What you entered above was correct except for the things I pointed out. Just a hint for graphing, learn the basic shapes for polynomials of different powers, log function shapes, the shapes of square and cube root functions, and the shape of exponential functions, oh and the trig functions. If you know what to expect (ie even power polynomials have both legs pointing in the same direction) then you can check your work to see if it makes sense.

So, do you know what the first derivative for [itex] f(x)=x^3-2x^2-5x+6[/tex] is?

6. May 1, 2004

### HallsofIvy

Staff Emeritus
The phrasing of the original post was misleading. Your teacher did not "use the derivative" to find the real zeros- since the example you give was already factored, those were obvious. You teacher apparently used the derivative to find the slopes, max, min, etc.

The function of the problem, f(x)=x^3-2x^2-5x+6= (x-1)(x-3)(x+2) so the real zeroes (plural- your phrase "find its real zero"-singular- was also misleading) are 1, 3, and -2. The graph of the function goes through (-2,0), (1,0),m and (3,0).

7. May 1, 2004

### Parth Dave

There is a process ive always been taught. It's fairly lengthy however, and some of it you don't need to do, but it is just so you can be absolutely positive.

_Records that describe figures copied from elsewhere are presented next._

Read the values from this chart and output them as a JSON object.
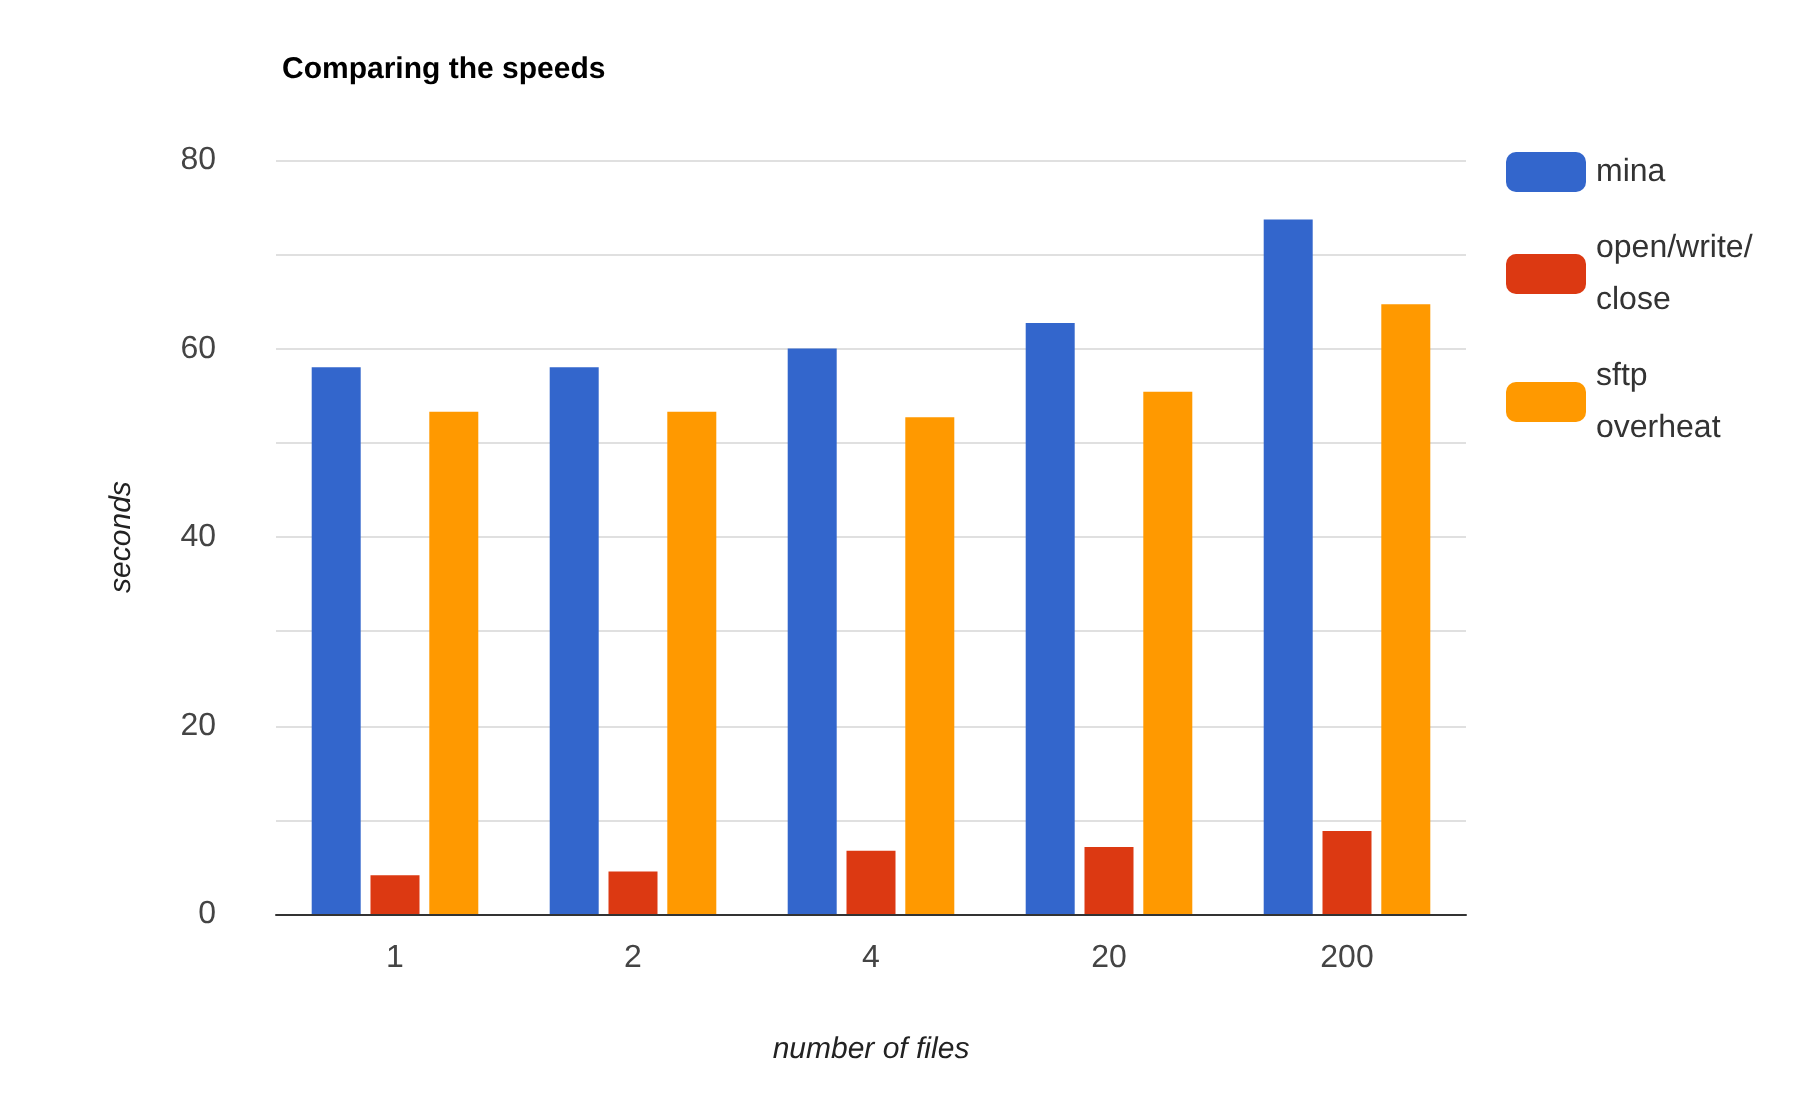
{
  "chart_data": {
    "type": "bar",
    "title": "Comparing the speeds",
    "xlabel": "number of files",
    "ylabel": "seconds",
    "categories": [
      "1",
      "2",
      "4",
      "20",
      "200"
    ],
    "series": [
      {
        "name": "mina",
        "color": "#3366cc",
        "values": [
          58,
          58,
          60,
          62.7,
          73.7
        ]
      },
      {
        "name": "open/write/close",
        "color": "#dc3912",
        "values": [
          4.1,
          4.5,
          6.7,
          7.1,
          8.8
        ]
      },
      {
        "name": "sftp overheat",
        "color": "#ff9900",
        "values": [
          53.3,
          53.3,
          52.7,
          55.4,
          64.7
        ]
      }
    ],
    "ylim": [
      0,
      80
    ],
    "yticks": [
      0,
      {
        "value": 10,
        "label": null
      },
      20,
      {
        "value": 30,
        "label": null
      },
      40,
      {
        "value": 50,
        "label": null
      },
      60,
      {
        "value": 70,
        "label": null
      },
      80
    ],
    "grid": "y",
    "legend": "top right"
  }
}
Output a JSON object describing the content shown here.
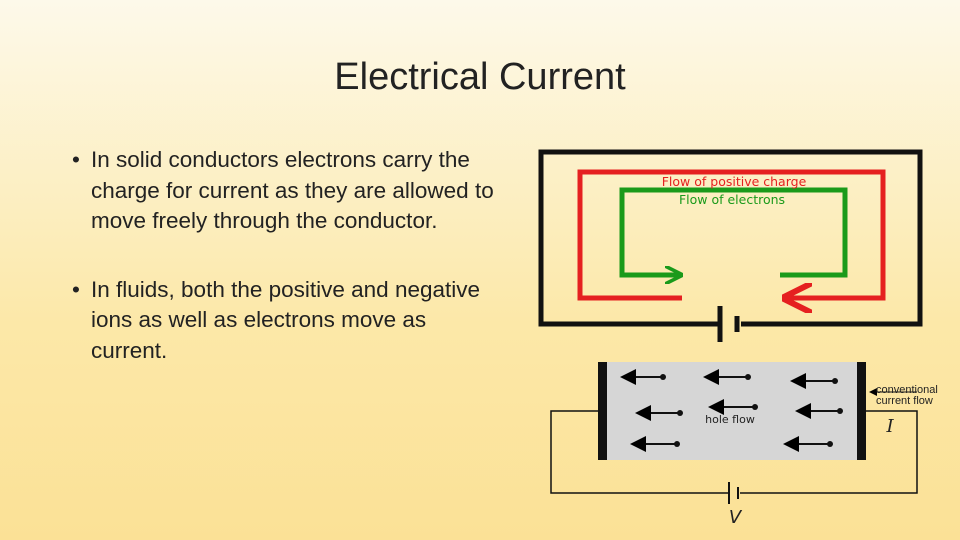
{
  "title": "Electrical Current",
  "bullets": [
    "In solid conductors electrons carry the charge for current as they are allowed to move freely through the conductor.",
    "In fluids, both the positive and negative ions as well as electrons move as current."
  ],
  "diagram_top": {
    "labels": [
      "Flow of positive charge",
      "Flow of electrons"
    ]
  },
  "diagram_bottom": {
    "labels": [
      "conventional current flow",
      "hole flow",
      "I",
      "V"
    ]
  }
}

1. Find the intercepts. label them on your graph.
2. Find the domain (and range if it's possible) of the function: it will let you know if you made any mistakes in the end.
2. Behaviour: how does the graph seem to behave as it approaches the infinities. (ie. the limit as x approaches positive infinite, and the limit as x approaches negative infinite)
3. Take the first derivative: using the first derivative if dy/dx > 0 than the function is increasing. If dy/dx < 0 than the function is decreasing. It is extremely helpful to know the general behaviour of the graph at all points. If dy/dx = 0 that indicates a local maximum or minimum in f(x). The general method is to determine first where dy/dx = 0 or undefined. At these points the function can change whether it increases or decreases. Set up a table with all the values of when dy/dx = 0 or undefined. Find the corresponding y-values for each of these points and label them on your graph (if possible). Than check the behaviour of your function in between these points (ie increasing or decreasing). (remember, dont forget the infinites, you need to know whats happening in between each infinite and the local max/mins. closest to them)
4. Take the second derivative: if d^2y/dx^2 > 0 than the function is concave up. If d^2y/dx^2 < 0 than the function is concave down. If d^2y/dx^2 = 0, than the function has a point of inflection (which means it changes whether it is concave up or down). Use the same process as in step 3. Set up the range of values and check where the function is concave up and down.

Using all the information you obtained, you should have a very good idea of what the graph will look like. You can follow this process to graph anything. But like faust9 said, it is a great idea to know some basic ones to help you. You should be able to graph things like y = x, y = x^2, y = x^2, y = sin(x), y = cos(x), y = log(x), y = ln(x) and understand how to transform these equations. (ie what would happen if you add a constant, or how to translate them up/down/left/right.)

8. May 6, 2004

### slyboy

$$\frac{d^2y}{dx^2} = 0$$ does not necessarily mean you have a point of inflection. It might be a point of inflection, but it also might be a maximum or a minimum. Think about the behaviour of $$y=x^4$$ at $$x=0$$ for example.

You have to check all the derivatives to determine whether it is a point of inflection or not. The first non-zero derivative will tell you whether it is a maximum or a minimum, but if all derivatives are zero then you have a point of inflection. You can use the Taylor expansion to prove this.

Last edited: May 6, 2004